In our study, the frequency of the CTG repeats in the unaffected alleles in 32 Japanese couples showed bimodal distribution, which was consistent of previous reports. The “semi/noninformative” couples accounted for approximately half of the couples, and the allele combination had significant impact on the diagnostic outcomes of PGT for DM1. This might contribute to the differences in terms of PGT‐related burden weighing on each couple.
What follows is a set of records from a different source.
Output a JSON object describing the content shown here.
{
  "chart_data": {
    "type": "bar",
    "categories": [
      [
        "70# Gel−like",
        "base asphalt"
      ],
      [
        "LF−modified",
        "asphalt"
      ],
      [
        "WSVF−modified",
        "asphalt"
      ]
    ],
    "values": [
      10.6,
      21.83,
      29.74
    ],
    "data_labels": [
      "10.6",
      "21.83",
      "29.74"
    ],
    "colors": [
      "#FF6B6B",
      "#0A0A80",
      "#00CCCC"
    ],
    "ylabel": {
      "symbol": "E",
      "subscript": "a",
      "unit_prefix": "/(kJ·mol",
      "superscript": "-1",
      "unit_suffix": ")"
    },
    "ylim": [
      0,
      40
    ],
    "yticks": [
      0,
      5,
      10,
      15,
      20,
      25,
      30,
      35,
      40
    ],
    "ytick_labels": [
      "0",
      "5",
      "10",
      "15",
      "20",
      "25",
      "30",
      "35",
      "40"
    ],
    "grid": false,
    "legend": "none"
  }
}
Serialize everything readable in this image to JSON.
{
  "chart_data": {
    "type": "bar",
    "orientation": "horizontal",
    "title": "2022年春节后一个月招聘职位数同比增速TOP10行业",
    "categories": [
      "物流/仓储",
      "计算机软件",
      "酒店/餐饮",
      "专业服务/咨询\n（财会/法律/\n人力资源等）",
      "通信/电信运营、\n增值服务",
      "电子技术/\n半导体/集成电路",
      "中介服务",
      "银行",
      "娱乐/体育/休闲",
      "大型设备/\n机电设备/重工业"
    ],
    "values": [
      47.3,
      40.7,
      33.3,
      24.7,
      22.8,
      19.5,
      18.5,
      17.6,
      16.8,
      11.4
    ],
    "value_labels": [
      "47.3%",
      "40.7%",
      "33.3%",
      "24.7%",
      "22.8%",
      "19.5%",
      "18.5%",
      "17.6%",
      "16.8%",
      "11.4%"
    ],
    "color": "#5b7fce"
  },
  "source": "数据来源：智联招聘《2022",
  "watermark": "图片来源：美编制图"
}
Our study also emphasized the limitation of the direct diagnosis based on the PCR in PGT for DM1. For the “noninformative” couples, an alternative diagnostic method, such as haplotype analysis using SNP array, needs to be evaluated the accuracy and usefulness.

DISCLOSURES

Conflict of interest: Hiroshi Senba, Kou Sueoka, Suguru Sato, Nobuhiko Higuchi, Yuki Mizuguchi, Kenji Sato, Mamoru Tanaka declare that they have no conflict of interest. Human rights statements and informed consent: All procedures followed were in accordance with the ethical standards of the responsible committee on human experimentation (institutional and national) and with the Helsinki Declaration of 1964 and its later amendments. Informed consent was obtained from all couples for being included in the study. Animal studies: The protocol and procedure of PGT were approved by the ethics committee both of our institution and the Japan Society of Obstetrics and Gynecology (JSOG) in every couple.